Ballet as an Algorithmic Process
An algorithm, as defined by Dennett, is “a certain sort of formal process that can be counted on – logically – to yield a certain sort of result whenever it is “run” or instantiated” (Dennet 50). Although he is referring to the process of natural selection as an algorithmic process, ballet as a dance form can be analyzed in a parallel method. Ballet is comprised of hundreds of individual steps, that when combined form the performances that one can observe in the theater. The steps can be joined together in many different ways to form a multitude of combinations that can be repeated if performed again. “Tombé, pas de bourrée, glissade, gran jeté” is a typical phrase that a ballet dancer would hear during a grand allegro, or the portion of class where the dancer performs combinations of big and fast paced jumps. This combination is frequently integrated in a larger and more complex performance, and is characteristically danced by a principal male or female ballerina. This phrase is a sequence of simple steps that when pieced together produces an output that can be repeatedly reproduced from dancer to dancer and performance to performance. Dennett describes an algorithm as an “underlying mindless” process because the steps are “simple enough for a dutiful idiot to perform – or for a straightforward mechanical device to perform” (Dennett 51). If this aspect of Dennett’s definition of an algorithm is applied to explaining the evolution of ballet, from classical to contemporary, then how can one account for individual expression that is seen from dancer to dancer?
Classical ballet originated as a dance performed by and for royalty. It arose in the late fifteenth century in the royal courts of Italy and it was further developed in the seventeenth century by King Louis XIV. During this time, ballet was a very formal affair that was comprised of elaborate costumes, intricate footwork, and a display of serious training. Since then, many forms of ballet have arisen which have deviated from the original style. One example is a company titled Ballet X, a performance group in Philadelphia which aims to “redefine ballet and bring it into the new century” by “[bringing] a contemporary sensibility to the art form, infusing its work with a new vision of athleticism, emotion and intimacy” (Ballet X). Although this individual style of work has an algorithmic process that defines the overall movement and performances, it is a variation from the original art form of ballet. This concept is similar to that of the observed variation among organisms in the world today which have evolved throughout the centuries.

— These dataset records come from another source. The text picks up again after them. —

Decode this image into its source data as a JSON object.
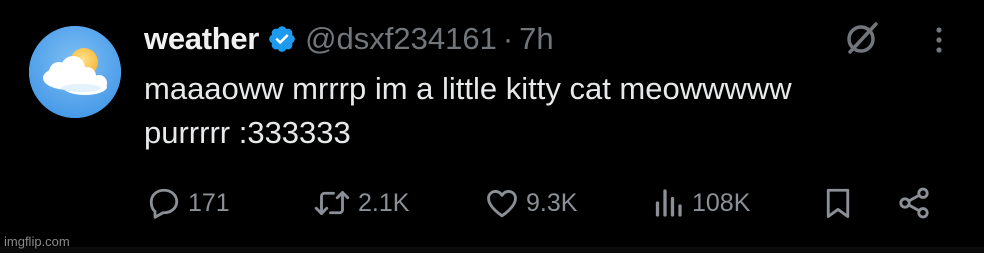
{
  "tweet": {
    "display_name": "weather",
    "handle": "@dsxf234161",
    "separator": "·",
    "time": "7h",
    "text_lines": [
      "maaaoww mrrrp im a little kitty cat meowwwww",
      "purrrrr :333333"
    ],
    "avatar": "sun-behind-cloud-avatar",
    "verified_badge": "verified-check-icon",
    "header_icons": [
      "grok-icon",
      "more-options-icon"
    ]
  },
  "actions": {
    "reply": {
      "icon": "reply-icon",
      "count": "171"
    },
    "retweet": {
      "icon": "retweet-icon",
      "count": "2.1K"
    },
    "like": {
      "icon": "heart-icon",
      "count": "9.3K"
    },
    "views": {
      "icon": "views-icon",
      "count": "108K"
    },
    "bookmark": {
      "icon": "bookmark-icon"
    },
    "share": {
      "icon": "share-icon"
    }
  },
  "watermark": "imgflip.com",
  "colors": {
    "background": "#000000",
    "text": "#e7e9ea",
    "muted": "#71767b",
    "verified": "#1d9bf0"
  }
}
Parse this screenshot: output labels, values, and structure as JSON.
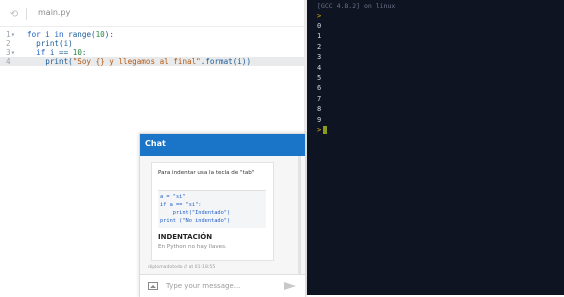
{
  "editor": {
    "tab_icon": "file-refresh-icon",
    "filename": "main.py",
    "gutter": [
      "1",
      "2",
      "3",
      "4"
    ],
    "arrows": [
      "▾",
      "",
      "▾",
      ""
    ],
    "lines": [
      {
        "parts": [
          [
            "kw",
            "for"
          ],
          [
            "",
            " i "
          ],
          [
            "kw",
            "in"
          ],
          [
            "",
            " range("
          ],
          [
            "num",
            "10"
          ],
          [
            "",
            "):"
          ]
        ]
      },
      {
        "parts": [
          [
            "",
            "  print(i)"
          ]
        ]
      },
      {
        "parts": [
          [
            "",
            "  "
          ],
          [
            "kw",
            "if"
          ],
          [
            "",
            " i == "
          ],
          [
            "num",
            "10"
          ],
          [
            "",
            ":"
          ]
        ]
      },
      {
        "parts": [
          [
            "",
            "    print("
          ],
          [
            "str",
            "\"Soy {} y llegamos al final\""
          ],
          [
            "",
            ".format(i))"
          ]
        ]
      }
    ]
  },
  "console": {
    "header": "[GCC 4.8.2] on linux",
    "header_prompt": ">",
    "outputs": [
      "0",
      "1",
      "2",
      "3",
      "4",
      "5",
      "6",
      "7",
      "8",
      "9"
    ],
    "prompt": ">"
  },
  "chat": {
    "title": "Chat",
    "message_text": "Para indentar usa la tecla de \"tab\"",
    "code_lines": [
      "a = \"si\"",
      "if a == \"si\":",
      "    print(\"Indentado\")",
      "print (\"No indentado\")"
    ],
    "card_heading": "INDENTACIÓN",
    "card_subtitle": "En Python no hay llaves.",
    "meta": "diplomadotodo // at 01:18:55",
    "input_placeholder": "Type your message...",
    "image_icon": "image-icon",
    "send_icon": "send-icon"
  },
  "colors": {
    "chat_header": "#1a74c7",
    "console_bg": "#0f1423",
    "prompt": "#e5b800"
  }
}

Although the algorithmic process seems rigid and unflinching the results it produces, there is an aspect that accounts for the deviations from the norm. Randomness is the driving force of the differences that are seen from organism to organism. Evolution is the result of a combination of sequences of algorithms that randomness acts upon. This external force of randomness helps to explain the differences that are seen in similar species. When applied to the ballet, the randomness that is acting upon the algorithmic process is that of free will of the dancers and choreographers. The more contemporary forms of ballet have arisen as a result of the free will of individuals who desire to deviate from the widely studied forms of classical ballet. The creation of new companies and styles of ballet are a result of an individual who has a desire to break away from the constraints of classical ballet movement. While the dancers participating in these contemporary ballet forms may have classical training, they choose to create movement which is different from what they have been taught. This addresses the free will of individual dancers. In the documentary, Portraits of Giselle, the amount of free will a dancer has in a performance is questioned. One view states that the choreographer gives the dancer a series of steps that should be performed as directed. If these combinations are executed as told, then the personality of the character that is being portrayed will be understood by the audience. The opposing view states that the dancer should loosely use the choreography that is given and emit the emotions that the character should be feeling in each specific scene in order for the audience to further understand the character. In this situation, free will is the determining factor of how successfully the dancer can portray a character. The first view demonstrates the algorithmic process as described by Dennett, while the second view integrates randomness and an explanation for variation among performances. Personally, I feel as though a combination of both views is necessary for the audience to fully understand the story line and appreciate the sentiments of the character.
There is much more to say about the evolution of ballet and how it has developed into the styles that we can view today. However, for each form there is an algorithmic process that creates the movement that is characteristic of each deviation. These deviations arose from randomness that has acted on the process that explains the variation in similar forms. This randomness is the free will of the individuals who play a role in defining what ballet is today.
Ballet X- general Information. 2008. Ballet X. 17 March 2009. <http://www.balletx.org/general.html>
Dennett, Daniel C. Darwin's Dangerous Idea: Evolution
and the Meaning of Life.
New York: Simon & Schuster, 1995.
The History of Ballet. 2006. Wendy Burke School of Dance. 17 March 2009. <http://www.dance4it.com/ballethistory.htm>
Portrait of Giselle. Dir. Joseph Wishy. 1982. Documentary. Wishupon Productions, 1982.